New York -- What happens when the end of the world doesn't come? Cult members who believe the apocalypse will coincide with the coming of the year 2000 will face a pivotal point, psychologists say. Some will leave, disillusioned; others will draw closer to their charismatic leader; in rare cases, they will commit suicide.
"There may be some of these groups where the leader has been telling them that if [the apocalypse] doesn't happen at midnight on the 31st, they should end it all," said psychologist Margaret Singer, Ph.D, professor emeritus at the University of California-Berkeley and author of Cults in Our Midst. "We don't know," said Dr. Michael Langone, executive director of the American Family Foundation, which tracks and studies cults. "Cult suicides are like airline accidents - there's going to be another one, but you can't predict when."
The end of the millennium (as most people are treating it, even though it will not officially end for another year) may prove to be just such a moment. At least one group, Concerned Christians, has spawned official concern over violence and suicides on or just before Jan. 1, with the group's leader convinced he is a character from the apocalypse-foretelling Book of Revelations. Concerned Christians members have been expelled from Israel and Greece; the group's current whereabouts are unknown. "Manipulative people know that a good way to get fearful, unsure people to follow them is to ... have this secret knowledge as to exactly when the end is coming," Singer said. "It's a way of keeping them worried if they're thinking about leaving or not giving money: this guy has control of the future."

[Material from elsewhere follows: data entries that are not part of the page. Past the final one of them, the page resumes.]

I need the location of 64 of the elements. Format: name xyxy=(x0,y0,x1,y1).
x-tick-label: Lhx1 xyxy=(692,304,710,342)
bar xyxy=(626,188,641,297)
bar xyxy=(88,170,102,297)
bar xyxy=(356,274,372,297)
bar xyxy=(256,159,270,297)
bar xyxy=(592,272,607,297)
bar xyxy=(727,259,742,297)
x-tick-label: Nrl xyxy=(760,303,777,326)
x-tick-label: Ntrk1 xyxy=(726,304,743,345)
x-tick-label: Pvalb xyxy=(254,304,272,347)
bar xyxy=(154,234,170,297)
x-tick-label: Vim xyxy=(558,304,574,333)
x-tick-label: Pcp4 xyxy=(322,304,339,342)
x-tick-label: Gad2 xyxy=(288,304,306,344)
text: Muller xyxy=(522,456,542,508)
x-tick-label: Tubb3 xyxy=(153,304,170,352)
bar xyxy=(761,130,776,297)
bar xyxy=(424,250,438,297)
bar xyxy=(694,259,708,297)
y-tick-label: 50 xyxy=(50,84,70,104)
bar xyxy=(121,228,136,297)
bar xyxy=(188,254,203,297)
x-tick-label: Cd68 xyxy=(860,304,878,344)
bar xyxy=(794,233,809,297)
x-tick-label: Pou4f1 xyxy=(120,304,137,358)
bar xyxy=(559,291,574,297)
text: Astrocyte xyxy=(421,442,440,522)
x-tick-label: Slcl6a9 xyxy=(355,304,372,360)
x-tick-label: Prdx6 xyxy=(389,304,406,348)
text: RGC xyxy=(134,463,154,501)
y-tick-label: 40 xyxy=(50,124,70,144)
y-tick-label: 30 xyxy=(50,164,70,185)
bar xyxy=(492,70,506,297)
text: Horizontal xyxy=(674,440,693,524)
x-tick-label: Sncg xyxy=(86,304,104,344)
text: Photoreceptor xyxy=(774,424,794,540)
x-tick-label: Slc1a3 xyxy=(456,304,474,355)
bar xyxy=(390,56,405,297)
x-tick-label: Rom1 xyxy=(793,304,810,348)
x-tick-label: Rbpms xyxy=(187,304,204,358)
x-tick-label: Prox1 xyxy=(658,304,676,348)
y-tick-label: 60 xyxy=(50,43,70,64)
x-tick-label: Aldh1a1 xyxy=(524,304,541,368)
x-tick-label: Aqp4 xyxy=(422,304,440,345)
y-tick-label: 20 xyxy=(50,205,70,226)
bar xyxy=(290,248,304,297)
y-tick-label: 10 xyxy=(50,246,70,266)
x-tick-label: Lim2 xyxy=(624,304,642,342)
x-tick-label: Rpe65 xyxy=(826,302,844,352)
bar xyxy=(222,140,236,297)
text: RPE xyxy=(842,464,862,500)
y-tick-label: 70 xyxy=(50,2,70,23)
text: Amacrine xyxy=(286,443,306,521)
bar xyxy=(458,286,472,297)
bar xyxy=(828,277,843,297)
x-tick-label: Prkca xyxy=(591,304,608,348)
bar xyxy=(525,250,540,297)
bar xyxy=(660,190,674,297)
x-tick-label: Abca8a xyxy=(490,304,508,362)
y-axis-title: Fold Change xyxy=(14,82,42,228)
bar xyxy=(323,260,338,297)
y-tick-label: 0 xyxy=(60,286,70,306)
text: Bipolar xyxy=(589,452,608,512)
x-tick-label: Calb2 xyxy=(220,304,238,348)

"They're in a psychologically weak time," Singer said. "That's a good time to invite them home and say, 'We'd like to introduce to some of our friends who will help you reconsider what happened." Reaching out to a loved one in a cult should be handled carefully. "That's when the family needs not to fuss at them and tell them 'I told you so,' but say, 'Hey, we've always loved you. Come back with us,'" she added.
A social psychologist named Leon Festinger studied the phenomenon in his 1957 book, When Predictions Fail. Describing a group called the Seekers whose leader (falsely) predicted the coming of UFOs and the end of the world, he coined the term "cognitive dissonance" to describe the brain's ability to reconcile facts to fit their beliefs.
"People start saying, 'Oh, there was a miscalculation, the leader got the wrong message,'" Singer said.